In my last post, I took issue with Wolfshead use of certain gendered terms to describe issues of risk and ultimately, courage. This begins with the word “emasculate” and continues with the use of the phrase, “the ability to [take a] risk separates the men from the boys”. We’re definitely talking about courage here.
I have two problems with this use of language, as common as it is. The first is that it’s cliched. If a writer can’t express a thought in something other than timeworn cliches, I’m not going to be very interested in reading him or her, regardless of whether I agree or disagree with those ideas.
The second is the crudeness of the assertion that courage is somehow masculine. In my non-redheaded mundane existence, I teach martial arts. And courage is on the syllabus. Big time.
Typically, though not always, the males that come through the door are less timid, more courageous. But that’s far from universal. But here’s the thing. Courage is something that is learned and developed through practice. Typically women come in to our dojo and begin to study precisely because they want to be more courageous. And they succeed, provided they stick with it. Men will, at some point, confront their fears also, though not always right away.
I think that this is because of differences in the way boys and girls play with each other. There might even be a hormonal reason, I don’t really know, but the point remains. Courage is learned, and anyone can learn it. Kim Campbell, for instance. That’s some pretty righteous stuff she has.
Courage needs to be placed in a context as well. There are many soldiers who are brave on the battlefield, but who are filled with dread by the words, “Honey, we need to talk!”. It is quite common for men, during an intense domestic discussion to shut down completely, exhibiting the “battlefield freeze”. This isn’t cowardice exactly, but it sure ain’t courage.
So then, gender is not destiny, so quit talking like it is. It’s inaccurate. If, to pull numbers out of thin air, an average man is more courageous than 60% of women, is it then a valuable insight to say “men are braver than women”? That general statement, applied to a specific situation, is only accurate 60 percent of the time. If your spell only hit the target 60 percent of the time, wouldn’t you be looking for a way to improve it? And which do you think is easier to change, the world, or your use of language?
Finally, when we identify an admirable quality with a gender, we demean people and deny the plain evidence. For example, I’m good with children. Some women, well-meaning though they are, have called me a “good mom”. I’m not a mom. I’m a man, and I would post pictures proving it, but I’d like to keep this blog safe for work.

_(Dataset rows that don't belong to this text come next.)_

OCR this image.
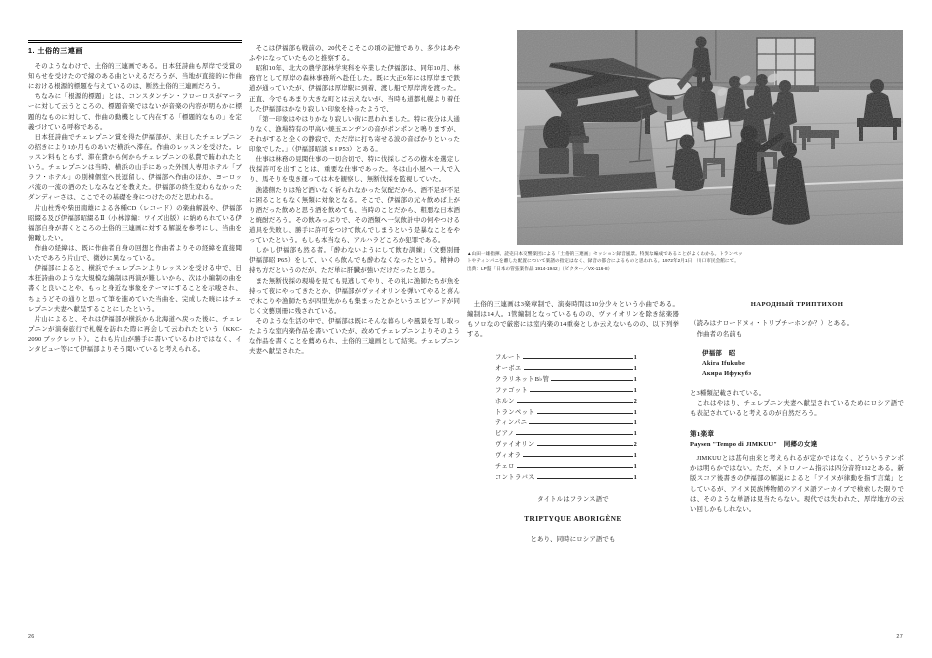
1. 土俗的三連画

そのようなわけで、土俗的三連画である。日本狂詩曲も厚岸で受賞の知らせを受けたので縁のある曲といえるだろうが、当地が直接的に作曲における根源的標題を与えているのは、断然土俗的三連画だろう。

ちなみに「根源的標題」とは、コンスタンチン・フローロスがマーラーに対して云うところの、標題音楽ではないが音楽の内容が明らかに標題的なものに対して、作曲の動機として内在する「標題的なもの」を定義づけている呼称である。

日本狂詩曲でチェレプニン賞を得た伊福部が、来日したチェレプニンの招きにより1か月ものあいだ横浜へ滞在。作曲のレッスンを受けた。レッスン料もとらず、滞在費から何からチェレプニンの私費で賄われたという。チェレプニンは当時、横浜の山手にあった外国人専用ホテル「ブラフ・ホテル」の別棟個室へ長逗留し、伊福部へ作曲のほか、ヨーロッパ流の一流の酒のたしなみなどを教えた。伊福部の終生変わらなかったダンディーさは、ここでその基礎を身につけたのだと思われる。

片山杜秀や柴田南雄による各種CD（レコード）の楽曲解説や、伊福部昭綴る及び伊福部昭綴るⅡ（小林淳編：ワイズ出版）に納められている伊福部自身が書くところの土俗的三連画に対する解説を参考にし、当曲を俯瞰したい。

作曲の経緯は、既に作曲者自身の回想と作曲者よりその経緯を直接聞いたであろう片山で、微妙に異なっている。

伊福部によると、横浜でチェレプニンよりレッスンを受ける中で、日本狂詩曲のような大規模な編制は再演が難しいから、次は小編制の曲を書くと良いことや、もっと身近な事象をテーマにすることを示唆され、ちょうどその通りと思って筆を進めていた当曲を、完成した暁にはチェレプニン夫妻へ献呈することにしたという。

片山によると、それは伊福部が横浜から北海道へ戻った後に、チェレプニンが演奏旅行で札幌を訪れた際に再会して云われたという（KKC-2090 ブックレット）。これも片山が勝手に書いているわけではなく、インタビュー等にて伊福部よりそう聞いていると考えられる。

そこは伊福部も戦前の、20代そこそこの頃の記憶であり、多少はあやふやになっていたものと推察する。

昭和10年、北大の農学部林学実科を卒業した伊福部は、同年10月、林務官として厚岸の森林事務所へ赴任した。既に大正6年には厚岸まで鉄道が通っていたが、伊福部は厚岸駅に到着、渡し船で厚岸湾を渡った。正直、今でもあまり大きな町とは云えないが、当時も道都札幌より着任した伊福部はかなり寂しい印象を持ったようで、

「第一印象はやはりかなり寂しい街に思われました。特に夜分は人通りなく、漁場特有の甲高い焼玉エンヂンの音がポンポンと鳴りますが、それがすると全くの静寂で、ただ岸に打ち寄せる波の音ばかりといった印象でした。」（伊福部昭談 S I P53）とある。

仕事は林務の見聞仕事の一切合切で、特に伐採しごろの樹木を選定し伐採許可を出すことは、重要な仕事であった。冬は山小屋へ一人で入り、馬そりを曳き運っては木を観察し、無断伐採を監視していた。

漁港側たりは殆ど酒いなく祈られなかった気配だから、酒不足が不足に困ることもなく無類に対象となる。そこで、伊福部の元々飲めば上がり酒だった飲めと思う酒を飲めても、当時のことだから、粗悪な日本酒と焼酎だろう。その飲みっぷりで、その酒類へ一気飲計中の何やつける道具を失敗し、勝手に許可をつけて飲んでしまうという是暴なことをやっていたという。もしも本当なら、アルハラどころか犯罪である。

しかし伊福部も然る者。「酔わないようにして飲む訓練」（文藝別冊 伊福部昭 P65）をして、いくら飲んでも酔わなくなったという。精神の持ち方だというのだが、ただ単に肝臓が強いだけだったと思う。

また無断伐採の現場を見ても見逃してやり、その礼に漁師たちが魚を持って夜にやってきたとか、伊福部がヴァイオリンを弾いてやると喜んで木こりや漁師たちが四里先からも集まったとかというエピソードが同じく文藝別冊に残されている。

そのような生活の中で、伊福部は既にそんな暮らしや風景を写し取ったような室内楽作品を書いていたが、改めてチェレプニンよりそのような作品を書くことを薦められ、土俗的三連画として結実。チェレプニン夫妻へ献呈された。

26
▲山田一雄指揮、読売日本交響楽団による「土俗的三連画」セッション録音風景。特異な編成であることがよくわかる。トランペッ
トやティンパニを離した配置について楽譜の指定はなく、録音の都合によるものと思われる。1972年2月1日　川口市民会館にて。
出典：LP盤「日本の管弦楽作品 1914-1942」（ビクター／VX-116-8）

土俗的三連画は3楽章制で、演奏時間は10分少々という小曲である。編制は14人。1管編制となっているものの、ヴァイオリンを除き絃楽器もソロなので厳密には室内楽の14重奏としか云えないものの、以下列挙する。

フルート	1
オーボエ	1
クラリネットB♭管	1
ファゴット	1
ホルン	2
トランペット	1
ティンパニ	1
ピアノ	1
ヴァイオリン	2
ヴィオラ	1
チェロ	1
コントラバス	1

タイトルはフランス語で

TRIPTYQUE ABORIGÈNE

とあり、同時にロシア語でも

НАРОДНЫЙ ТРИПТИХОН

（読みはナロードヌィ・トリプチーホンか？）とある。

作曲者の名前も

伊福部　昭
Akira Ifukube
Акира Ифукубэ

と3種類記載されている。

これはやはり、チェレプニン夫妻へ献呈されているためにロシア語でも表記されていると考えるのが自然だろう。

第1楽章
Paysen "Tempo di JIMKUU"　同郷の女達

JIMKUUとは甚句由来と考えられるが定かではなく、どういうテンポかは明らかではない。ただ、メトロノーム指示は四分音符112とある。新版スコア後書きの伊福部の解説によると「アイヌが律動を指す言葉」としているが、アイヌ民族博物館のアイヌ語アーカイブで検索した限りでは、そのような単語は見当たらない。現代では失われた、厚岸地方の云い回しかもしれない。

27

I know many, many men who have at least one character trait, hobby, or behavior that isn’t “masculine”. Are we to make them not men because of this, or to simply appreciate the diversity of our gender? And likewise for women. The important question is not “what are men/women like?” but “What are YOU like?”
This, however, takes more work. Speaking for myself, that work is richly rewarding. Humans have endless variations, each one different, in experience, in character, and in habits. To boil down the world into two genders is to say that there is only two people in the world, and that’s pretty boring.